A showdown was averted in November when the City Council approved Lennar's request to build 433 more homes on the condition that it post guards at the gates, have them open automatically when a vehicle approaches, or leave them open at all times.

Still, little had been resolved.

Feldman said then that this was a temporary solution until her clients transferred ownership of the roads from the city to the private homeowners association. Once all the roads are private, Heritage Isles can do anything it wants with the gates.

But that could take years, said a city attorney, Morris Massey.

"If they want to privatize all streets in Heritage Isles, we would need ALL of the OWNERS to agree to this," Massey wrote in a November e-mail. "It took a small subdivision like Westover almost 7 years to get 100 percent approval. This would be much more difficult in a larger development the size of Heritage Isles."

As of last week the gate at Sandy Pointe Drive still didn't have a guard. While Lennar has removed the sign that Bruno objected to, another sign near this gate says the entrance to the development is 1,500 feet away at the Grand Isle gate. A sign above the gate's call box instructs the motorist: To visit model center, hit call button.

Actually, the gates open automatically, though a vehicle has to practically touch the nose of its bumper to the gate to get it to open.

This might serve two purposes. Few motorists would drive that close to a gate without knowing it opens automatically; most would turn away. And for residents concerned about security, the iron gate appears to be secure.

Take Chris Dutton, who moved to his Sandy Pointe Drive home about 18 months ago. During that period, he has dutifully used his remote to open the gate every day, not knowing the gate opened automatically.

"The gate opens?' Dutton said. "I didn't know that. I'm a little surprised. I thought I needed my remote to open it."

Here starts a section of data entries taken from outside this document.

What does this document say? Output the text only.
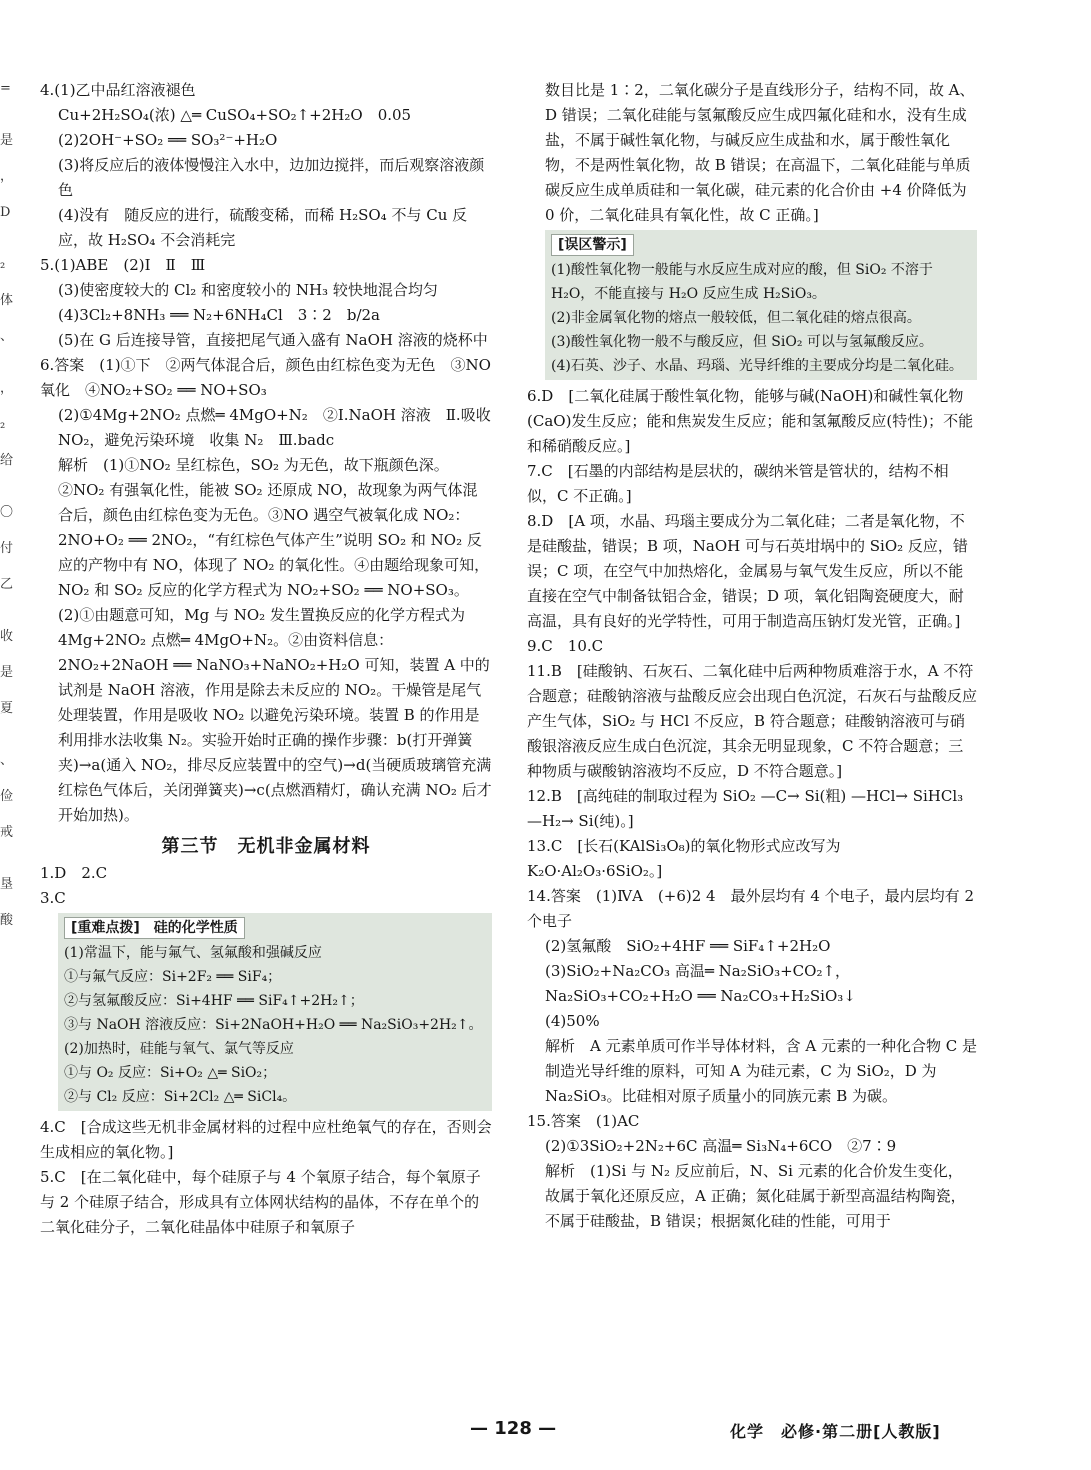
=
是
，
D
₂
体
、
，
₂
给
〇
付
乙
收
是
夏
、
俭
戒
垦
酸

4.(1)乙中品红溶液褪色

Cu+2H₂SO₄(浓) △═ CuSO₄+SO₂↑+2H₂O　0.05

(2)2OH⁻+SO₂ ══ SO₃²⁻+H₂O

(3)将反应后的液体慢慢注入水中，边加边搅拌，而后观察溶液颜色

(4)没有　随反应的进行，硫酸变稀，而稀 H₂SO₄ 不与 Cu 反应，故 H₂SO₄ 不会消耗完

5.(1)ABE　(2)Ⅰ　Ⅱ　Ⅲ

(3)使密度较大的 Cl₂ 和密度较小的 NH₃ 较快地混合均匀

(4)3Cl₂+8NH₃ ══ N₂+6NH₄Cl　3∶2　b/2a

(5)在 G 后连接导管，直接把尾气通入盛有 NaOH 溶液的烧杯中

6.答案　(1)①下　②两气体混合后，颜色由红棕色变为无色　③NO　氧化　④NO₂+SO₂ ══ NO+SO₃

(2)①4Mg+2NO₂ 点燃═ 4MgO+N₂　②Ⅰ.NaOH 溶液　Ⅱ.吸收 NO₂，避免污染环境　收集 N₂　Ⅲ.badc

解析　(1)①NO₂ 呈红棕色，SO₂ 为无色，故下瓶颜色深。②NO₂ 有强氧化性，能被 SO₂ 还原成 NO，故现象为两气体混合后，颜色由红棕色变为无色。③NO 遇空气被氧化成 NO₂：2NO+O₂ ══ 2NO₂，“有红棕色气体产生”说明 SO₂ 和 NO₂ 反应的产物中有 NO，体现了 NO₂ 的氧化性。④由题给现象可知，NO₂ 和 SO₂ 反应的化学方程式为 NO₂+SO₂ ══ NO+SO₃。

(2)①由题意可知，Mg 与 NO₂ 发生置换反应的化学方程式为 4Mg+2NO₂ 点燃═ 4MgO+N₂。②由资料信息：2NO₂+2NaOH ══ NaNO₃+NaNO₂+H₂O 可知，装置 A 中的试剂是 NaOH 溶液，作用是除去未反应的 NO₂。干燥管是尾气处理装置，作用是吸收 NO₂ 以避免污染环境。装置 B 的作用是利用排水法收集 N₂。实验开始时正确的操作步骤：b(打开弹簧夹)→a(通入 NO₂，排尽反应装置中的空气)→d(当硬质玻璃管充满红棕色气体后，关闭弹簧夹)→c(点燃酒精灯，确认充满 NO₂ 后才开始加热)。

第三节　无机非金属材料

1.D　2.C

3.C

[重难点拨]　硅的化学性质

(1)常温下，能与氟气、氢氟酸和强碱反应

①与氟气反应：Si+2F₂ ══ SiF₄；

②与氢氟酸反应：Si+4HF ══ SiF₄↑+2H₂↑；

③与 NaOH 溶液反应：Si+2NaOH+H₂O ══ Na₂SiO₃+2H₂↑。

(2)加热时，硅能与氧气、氯气等反应

①与 O₂ 反应：Si+O₂ △═ SiO₂；

②与 Cl₂ 反应：Si+2Cl₂ △═ SiCl₄。

4.C　[合成这些无机非金属材料的过程中应杜绝氧气的存在，否则会生成相应的氧化物。]

5.C　[在二氧化硅中，每个硅原子与 4 个氧原子结合，每个氧原子与 2 个硅原子结合，形成具有立体网状结构的晶体，不存在单个的二氧化硅分子，二氧化硅晶体中硅原子和氧原子

数目比是 1∶2，二氧化碳分子是直线形分子，结构不同，故 A、D 错误；二氧化硅能与氢氟酸反应生成四氟化硅和水，没有生成盐，不属于碱性氧化物，与碱反应生成盐和水，属于酸性氧化物，不是两性氧化物，故 B 错误；在高温下，二氧化硅能与单质碳反应生成单质硅和一氧化碳，硅元素的化合价由 +4 价降低为 0 价，二氧化硅具有氧化性，故 C 正确。]

[误区警示]

(1)酸性氧化物一般能与水反应生成对应的酸，但 SiO₂ 不溶于 H₂O，不能直接与 H₂O 反应生成 H₂SiO₃。

(2)非金属氧化物的熔点一般较低，但二氧化硅的熔点很高。

(3)酸性氧化物一般不与酸反应，但 SiO₂ 可以与氢氟酸反应。

(4)石英、沙子、水晶、玛瑙、光导纤维的主要成分均是二氧化硅。

6.D　[二氧化硅属于酸性氧化物，能够与碱(NaOH)和碱性氧化物(CaO)发生反应；能和焦炭发生反应；能和氢氟酸反应(特性)；不能和稀硝酸反应。]

7.C　[石墨的内部结构是层状的，碳纳米管是管状的，结构不相似，C 不正确。]

8.D　[A 项，水晶、玛瑙主要成分为二氧化硅；二者是氧化物，不是硅酸盐，错误；B 项，NaOH 可与石英坩埚中的 SiO₂ 反应，错误；C 项，在空气中加热熔化，金属易与氧气发生反应，所以不能直接在空气中制备钛铝合金，错误；D 项，氧化铝陶瓷硬度大，耐高温，具有良好的光学特性，可用于制造高压钠灯发光管，正确。]

9.C　10.C

11.B　[硅酸钠、石灰石、二氧化硅中后两种物质难溶于水，A 不符合题意；硅酸钠溶液与盐酸反应会出现白色沉淀，石灰石与盐酸反应产生气体，SiO₂ 与 HCl 不反应，B 符合题意；硅酸钠溶液可与硝酸银溶液反应生成白色沉淀，其余无明显现象，C 不符合题意；三种物质与碳酸钠溶液均不反应，D 不符合题意。]

12.B　[高纯硅的制取过程为 SiO₂ —C→ Si(粗) —HCl→ SiHCl₃ —H₂→ Si(纯)。]

13.C　[长石(KAlSi₃O₈)的氧化物形式应改写为 K₂O·Al₂O₃·6SiO₂。]

14.答案　(1)ⅣA　(+6)2 4　最外层均有 4 个电子，最内层均有 2 个电子

(2)氢氟酸　SiO₂+4HF ══ SiF₄↑+2H₂O

(3)SiO₂+Na₂CO₃ 高温═ Na₂SiO₃+CO₂↑，Na₂SiO₃+CO₂+H₂O ══ Na₂CO₃+H₂SiO₃↓

(4)50%

解析　A 元素单质可作半导体材料，含 A 元素的一种化合物 C 是制造光导纤维的原料，可知 A 为硅元素，C 为 SiO₂，D 为 Na₂SiO₃。比硅相对原子质量小的同族元素 B 为碳。

15.答案　(1)AC

(2)①3SiO₂+2N₂+6C 高温═ Si₃N₄+6CO　②7∶9

解析　(1)Si 与 N₂ 反应前后，N、Si 元素的化合价发生变化，故属于氧化还原反应，A 正确；氮化硅属于新型高温结构陶瓷，不属于硅酸盐，B 错误；根据氮化硅的性能，可用于

— 128 —	化学　必修·第二册[人教版]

As for the Grand Isle gate, Wynn and the other guards can only wave at motorists. One gate is upright for visitors. A second gate, for residents, is down. That's to make residents feel better, Wynn said, but they still complain.

"People here get mad," Wynn said. "They ask me why I don't ask people questions. I just send them to the clubhouse. I don't want to get into it."

Grimes, the assistant city attorney, wants Heritage Isles to agree to permanent gate requirements or to transfer the roads within the community to the homeowners association.

On May 28, Grimes mailed Feldman a list of requirements Heritage Isles would have to follow if Lennar wants to privatize the streets. One requirement is approval from every homeowner with a house on the roads.

Grimes also will mail new restrictions for operating the gates. The city plans to require that the Grand Isle gate remain upright and that motorists be allowed in even if they don't want to speak to a guard. The Sandy Pointe gate would open automatically when a vehicle is 40 feet away.

But some homeowners, like Mike Champagne, wonder why Heritage Isles should bother at all.

"It's a joke," Champagne said. "What's the point of having these gates if they don't keep anybody out?"

Champagne said it was doubtful 100 percent of the owners would agree to privatize the roads, and said Lennar should start using the $100,000 it pays every year for the guards on something else.

But he said getting answers out of Lennar or their representatives was difficult. "They've been keeping us in the dark," Champagne said. "They don't tell us anything."